1. Create a Unit Test Project
- Open dbForge Studio for SQL Server.
- In the main menu, choose File → New → Project → Unit Test Project.
- Enter a project name (e.g., MyDatabaseTests) and select a folder to save it.
- Choose the target database connection (the database you’ll test).
- Click Create. A new Unit Test Project with a default structure appears in the Unit Test Explorer.
2. Add a Unit Test
- In Unit Test Explorer, right‑click the project or a test folder → Add → Unit Test.
- Name the test (e.g., TestGetActiveUsers).
- The test editor opens and includes sections for Setup, Test Body, and TearDown.
3. Write Setup and TearDown Scripts
- Use Setup to prepare test data/state (create temp tables, insert rows).
- Use TearDown to clean up (drop temp objects, rollback transactions if used).
Example Setup:
sql
CREATE TABLE #Users (Id INT PRIMARY KEY, Name NVARCHAR(100), IsActive BIT); INSERT INTO #Users (Id, Name, IsActive) VALUES (1, ‘Alice’, 1), (2, ‘Bob’, 0);
Example TearDown:
sql
IF OBJECTID(‘tempdb..#Users’) IS NOT NULL DROP TABLE #Users;
4. Implement the Test Body
- Call the stored procedure or function under test and use assertions to validate results.

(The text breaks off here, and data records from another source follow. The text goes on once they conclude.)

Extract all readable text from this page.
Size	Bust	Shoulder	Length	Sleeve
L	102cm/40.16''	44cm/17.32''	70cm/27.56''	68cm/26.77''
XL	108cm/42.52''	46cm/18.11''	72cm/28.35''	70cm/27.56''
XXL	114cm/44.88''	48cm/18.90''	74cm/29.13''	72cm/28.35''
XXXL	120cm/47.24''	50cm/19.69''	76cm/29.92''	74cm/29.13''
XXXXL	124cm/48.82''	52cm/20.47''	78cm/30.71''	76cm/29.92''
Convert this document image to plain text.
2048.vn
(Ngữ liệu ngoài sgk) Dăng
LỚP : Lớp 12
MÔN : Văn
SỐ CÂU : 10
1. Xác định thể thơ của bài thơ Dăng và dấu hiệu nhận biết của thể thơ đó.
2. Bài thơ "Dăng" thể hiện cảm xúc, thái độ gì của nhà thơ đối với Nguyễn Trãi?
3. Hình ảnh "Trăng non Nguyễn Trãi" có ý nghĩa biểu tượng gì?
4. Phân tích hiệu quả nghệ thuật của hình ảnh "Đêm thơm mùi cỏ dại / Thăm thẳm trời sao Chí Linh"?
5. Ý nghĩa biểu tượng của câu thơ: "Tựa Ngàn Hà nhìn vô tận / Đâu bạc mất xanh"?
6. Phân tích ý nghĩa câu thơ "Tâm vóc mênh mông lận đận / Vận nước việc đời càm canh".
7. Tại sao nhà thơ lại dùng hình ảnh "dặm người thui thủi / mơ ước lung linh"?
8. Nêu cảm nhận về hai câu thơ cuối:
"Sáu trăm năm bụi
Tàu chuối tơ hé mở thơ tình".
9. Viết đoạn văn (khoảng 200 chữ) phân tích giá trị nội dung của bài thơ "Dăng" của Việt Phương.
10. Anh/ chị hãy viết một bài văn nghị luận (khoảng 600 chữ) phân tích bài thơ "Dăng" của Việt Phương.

- dbForge supports assertions like AreEqual, IsTrue, IsNull, RowCount, QueryResultEquals, etc.
Example test body:
sql
– Execute target procedure that should return active users EXEC dbo.GetActiveUsers; – assume this returns a result set – Use QueryResultEquals to compare with expected result set saved in a file
To assert programmatically:
- Capture results into a temp table:
sql
INSERT INTO #ActualResults EXEC dbo.GetActiveUsers;
- Use assertions:
sql
– Example: check row count SELECT COUNT(*) AS ActualCount FROM #ActualResults; – Then in dbForge UI, add assertion: ActualCount = 1
5. Use Data-Driven Tests (Optional)
- Create multiple input sets using data files or tables and iterate tests against them.
- In the test editor, link a data source (CSV or table) and map columns to parameters.
6. Run Tests
- In Unit Test Explorer select a single test, folder, or the entire project.
- Click Run. Tests execute and show pass/fail status with execution time.
- Expand test results to see SQL output, error messages, and assertion details.
7. Debug Failing Tests
- Open the test SQL, run sections manually in the Query Editor to reproduce issues.
- Use PRINT or SELECT statements in Setup/Test/TearDown to inspect intermediate data.
- Fix the code under test or the test expectations and re-run.
8. Integrate with Continuous Integration (CI)
- Export test results to formats supported by your CI (XML/HTML) if available.
- Use command-line automation (if provided by your dbForge edition) or schedule test runs via PowerShell invoking dbForge CLI or by running test scripts on a build agent that has dbForge installed.
9. Best Practices
- Isolate tests: each test should set up and clean up its own data.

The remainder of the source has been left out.